Stipendi scuola e assunzioni precari: i 2 nodi da sciogliere del ‘Patto per l’Istruzione’
Stipendi scuola e assunzioni precari: i 2 nodi da sciogliere del ‘Patto per l’Istruzione’

Stipendi docenti e assunzioni precari, sono questi i due nodi da sciogliere prima della firma del ‘Patto per l’Istruzione‘: come riporta il quotidiano economico ‘Il Sole 24 Ore’ di oggi, martedì 11 maggio 2021, la firma sul ‘Patto per la Scuola’ è slittata proprio a motivo delle complicazioni riguardanti le due delicatissime questioni.

Patto per la Scuola, la questione aumenti stipendi

Per quanto riguarda gli aumenti stipendiali, ad oggi, con le risorse messe a disposizione, ovvero meno di due miliardi di euro, si parlerebbe di un aumento in busta paga di circa 90 euro lordi mensili per gli oltre 800mila insegnanti: in buona sostanza, 50-55 euro netti, un aumento assolutamente irrisorio considerando che gli stipendi scuola sono ampiamente i più bassi del pubblico impiego.

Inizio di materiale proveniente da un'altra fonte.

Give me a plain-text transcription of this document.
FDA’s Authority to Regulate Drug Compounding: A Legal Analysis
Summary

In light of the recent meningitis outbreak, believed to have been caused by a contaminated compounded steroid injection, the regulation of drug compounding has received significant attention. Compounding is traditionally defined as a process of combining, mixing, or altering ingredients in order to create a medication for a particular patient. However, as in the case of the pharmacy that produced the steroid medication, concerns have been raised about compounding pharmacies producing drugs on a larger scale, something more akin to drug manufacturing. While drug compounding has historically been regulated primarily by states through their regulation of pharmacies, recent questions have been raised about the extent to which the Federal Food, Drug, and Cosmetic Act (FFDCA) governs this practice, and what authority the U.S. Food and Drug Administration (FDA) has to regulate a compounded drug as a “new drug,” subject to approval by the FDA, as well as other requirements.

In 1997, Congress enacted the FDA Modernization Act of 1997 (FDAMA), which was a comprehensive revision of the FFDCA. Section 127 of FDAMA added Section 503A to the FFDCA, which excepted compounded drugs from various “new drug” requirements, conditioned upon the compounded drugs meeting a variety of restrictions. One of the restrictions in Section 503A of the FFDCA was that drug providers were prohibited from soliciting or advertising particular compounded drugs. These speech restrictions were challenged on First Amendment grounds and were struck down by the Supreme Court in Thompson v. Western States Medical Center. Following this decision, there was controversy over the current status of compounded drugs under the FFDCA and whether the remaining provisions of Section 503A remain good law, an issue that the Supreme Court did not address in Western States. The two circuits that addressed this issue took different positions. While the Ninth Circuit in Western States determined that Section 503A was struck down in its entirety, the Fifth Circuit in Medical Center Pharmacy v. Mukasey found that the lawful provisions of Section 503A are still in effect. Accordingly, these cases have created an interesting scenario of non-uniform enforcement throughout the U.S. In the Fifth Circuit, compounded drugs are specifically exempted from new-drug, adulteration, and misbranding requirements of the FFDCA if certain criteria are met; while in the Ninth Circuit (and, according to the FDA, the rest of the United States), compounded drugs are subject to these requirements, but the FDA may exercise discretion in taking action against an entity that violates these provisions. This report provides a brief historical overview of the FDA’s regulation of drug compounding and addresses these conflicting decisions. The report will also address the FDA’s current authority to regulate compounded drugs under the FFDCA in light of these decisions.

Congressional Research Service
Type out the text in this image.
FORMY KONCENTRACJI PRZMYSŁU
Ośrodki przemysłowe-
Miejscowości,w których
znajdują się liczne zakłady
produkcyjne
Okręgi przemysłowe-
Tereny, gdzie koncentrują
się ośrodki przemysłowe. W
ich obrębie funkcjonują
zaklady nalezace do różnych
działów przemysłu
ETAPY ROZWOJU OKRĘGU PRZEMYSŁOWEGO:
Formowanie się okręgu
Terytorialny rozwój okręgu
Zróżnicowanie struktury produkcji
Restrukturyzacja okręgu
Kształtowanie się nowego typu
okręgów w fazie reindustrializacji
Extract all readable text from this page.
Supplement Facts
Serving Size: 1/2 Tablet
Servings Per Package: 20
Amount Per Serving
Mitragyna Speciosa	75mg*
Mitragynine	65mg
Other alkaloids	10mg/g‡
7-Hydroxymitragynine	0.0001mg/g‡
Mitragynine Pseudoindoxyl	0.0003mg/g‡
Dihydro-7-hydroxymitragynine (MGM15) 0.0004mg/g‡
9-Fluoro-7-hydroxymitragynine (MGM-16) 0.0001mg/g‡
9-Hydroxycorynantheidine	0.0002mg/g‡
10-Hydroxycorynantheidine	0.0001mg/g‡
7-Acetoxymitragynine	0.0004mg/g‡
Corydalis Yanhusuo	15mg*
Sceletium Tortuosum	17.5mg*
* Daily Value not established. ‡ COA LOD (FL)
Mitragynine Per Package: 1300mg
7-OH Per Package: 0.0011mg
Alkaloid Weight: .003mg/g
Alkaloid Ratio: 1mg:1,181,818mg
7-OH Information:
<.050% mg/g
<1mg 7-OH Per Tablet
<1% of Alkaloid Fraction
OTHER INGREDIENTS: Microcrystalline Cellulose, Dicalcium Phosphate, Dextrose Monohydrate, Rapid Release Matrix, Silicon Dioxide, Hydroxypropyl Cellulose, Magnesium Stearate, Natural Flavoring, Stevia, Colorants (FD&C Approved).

L’accordo raggiunto tra i governi Conte e Conte bis e i sindacati si era posto come obiettivo quello di arrivare a 100 euro, conservando l’elemento perequativo di 11,50 euro medi previsto dal CCNL 2016/8. Per arrivare all’aumento a tre cifre, quindi, serve almeno un altro miliardo.

Stabilizzazione docenti precari

La seconda questione riguarda il maxi piano di assunzioni (minimo 60mila docenti): nella bozza del ‘Patto per l’Istruzione’ si parla di ‘procedura urgente e transitoria di reclutamento a tempo indeterminato‘. Il Ministero dell’Istruzione vorrebbe introdurre un mix di strumenti, ordinari e straordinari, con l’obiettivo di coprire il maggior numero di cattedre possibili sulle oltre 100mila attualmente senza titolare.

Anche in questo caso, lo scoglio principale è rappresentato dalle elevate risorse finanziarie da stanziare: si parla di 1-1,5 miliardi di euro. C’è, comunque, da tenere presente la costante e massima attenzione che l’Unione Europea sta mostrando nei confronti dell’Italia per quanto riguarda la gestione del precariato e l’abuso dei contratti a termine. Il ministro Bianchi e i sindacati porteranno avanti la trattativa, nelle prossime ore, al fine di trovare una soluzione equa e sostenibile sul piano economico.